We are running a survey to help us improve the experience for all of our members. If you see the survey appear, please take the time to tell us about your experience if you can.
I tried building and running the example codes provided with ARM Performance Libraries (ARMPL), such as FFT/IFFT computations and matrix multiplication. These examples come in two variants: MP (multi-threaded) and sequential. The code is essentially the same in both cases, but the linked .so libraries differ.
.so
My goal was to compare the performance of the MP and sequential versions by measuring the time taken to perform the computations, hoping to better understand how parallelization works in the MP version.
Since the example code executes the computation only once (i.e., without iteration), measuring the execution time directly yields a very short duration (unit time), which makes it difficult to compare meaningfully. I initially expected the MP version to be faster, assuming it could parallelize tasks like multiplying matrix rows and columns simultaneously, whereas the sequential version would do this step-by-step. However, this was just a naive assumption—I don’t know the exact implementation details inside ARMPL.

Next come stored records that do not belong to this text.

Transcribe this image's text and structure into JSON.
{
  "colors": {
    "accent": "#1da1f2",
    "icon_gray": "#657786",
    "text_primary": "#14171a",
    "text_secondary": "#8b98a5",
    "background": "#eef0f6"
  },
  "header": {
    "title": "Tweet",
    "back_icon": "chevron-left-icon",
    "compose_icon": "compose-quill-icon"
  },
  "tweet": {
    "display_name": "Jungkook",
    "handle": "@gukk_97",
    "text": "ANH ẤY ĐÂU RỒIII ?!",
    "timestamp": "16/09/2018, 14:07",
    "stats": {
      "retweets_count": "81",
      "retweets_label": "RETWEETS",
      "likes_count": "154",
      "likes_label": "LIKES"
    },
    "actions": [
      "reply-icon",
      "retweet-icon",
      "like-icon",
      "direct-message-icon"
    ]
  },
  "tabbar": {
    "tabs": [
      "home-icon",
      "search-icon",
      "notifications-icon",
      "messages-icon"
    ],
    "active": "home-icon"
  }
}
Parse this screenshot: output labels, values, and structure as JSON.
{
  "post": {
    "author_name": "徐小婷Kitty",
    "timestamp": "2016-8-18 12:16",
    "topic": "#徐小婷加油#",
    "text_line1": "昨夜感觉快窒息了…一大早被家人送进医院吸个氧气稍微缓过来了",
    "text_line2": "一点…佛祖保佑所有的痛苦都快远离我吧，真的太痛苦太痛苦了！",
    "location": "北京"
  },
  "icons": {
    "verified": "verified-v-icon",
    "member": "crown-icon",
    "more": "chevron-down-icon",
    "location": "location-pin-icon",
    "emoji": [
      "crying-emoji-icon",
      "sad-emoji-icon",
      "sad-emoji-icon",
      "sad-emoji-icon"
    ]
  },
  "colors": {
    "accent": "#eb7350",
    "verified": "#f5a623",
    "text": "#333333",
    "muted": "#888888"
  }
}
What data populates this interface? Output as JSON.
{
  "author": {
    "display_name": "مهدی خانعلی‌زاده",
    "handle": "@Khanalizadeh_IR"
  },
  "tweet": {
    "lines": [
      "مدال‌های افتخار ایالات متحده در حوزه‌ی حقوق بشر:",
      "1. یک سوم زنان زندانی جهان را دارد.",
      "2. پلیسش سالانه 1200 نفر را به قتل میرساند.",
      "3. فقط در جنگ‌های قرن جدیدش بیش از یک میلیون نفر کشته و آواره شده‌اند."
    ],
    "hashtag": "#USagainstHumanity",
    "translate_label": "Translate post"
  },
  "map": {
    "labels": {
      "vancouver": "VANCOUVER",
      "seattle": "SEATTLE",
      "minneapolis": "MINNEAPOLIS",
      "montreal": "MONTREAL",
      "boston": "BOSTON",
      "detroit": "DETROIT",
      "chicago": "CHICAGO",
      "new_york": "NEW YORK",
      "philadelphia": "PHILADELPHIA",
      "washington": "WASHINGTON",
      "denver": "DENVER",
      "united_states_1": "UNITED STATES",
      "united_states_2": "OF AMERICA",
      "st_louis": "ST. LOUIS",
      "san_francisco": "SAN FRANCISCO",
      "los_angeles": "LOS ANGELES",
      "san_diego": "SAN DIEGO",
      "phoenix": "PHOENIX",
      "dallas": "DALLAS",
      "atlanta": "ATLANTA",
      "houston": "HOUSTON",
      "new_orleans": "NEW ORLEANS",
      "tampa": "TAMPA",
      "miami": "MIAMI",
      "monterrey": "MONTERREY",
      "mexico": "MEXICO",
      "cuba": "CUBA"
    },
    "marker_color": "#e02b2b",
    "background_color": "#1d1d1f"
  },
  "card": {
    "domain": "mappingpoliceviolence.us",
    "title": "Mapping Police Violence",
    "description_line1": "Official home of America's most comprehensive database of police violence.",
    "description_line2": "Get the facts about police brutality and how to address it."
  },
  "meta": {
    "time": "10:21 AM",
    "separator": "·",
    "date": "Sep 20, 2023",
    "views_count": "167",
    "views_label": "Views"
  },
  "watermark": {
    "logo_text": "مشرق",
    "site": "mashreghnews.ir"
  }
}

Surprisingly, in these single-run (unit time) measurements, the MP version sometimes appears slower than the sequential one. But when I modified the example code to run the same operation repeatedly in a loop (e.g., thousands of times), the MP version showed a significant performance advantage—around 3x faster than the sequential version. Since my system supports up to 4 threads, this result seems reasonable.
My questions are:
Why does the MP version not outperform the sequential one in unit-time runs?
How exactly does parallelization work in ARMPL?
Are there startup or thread management overheads that explain the initial slowness of MP?
Any insights into the internal behavior or optimization strategies used by ARMPL would be greatly appreciated.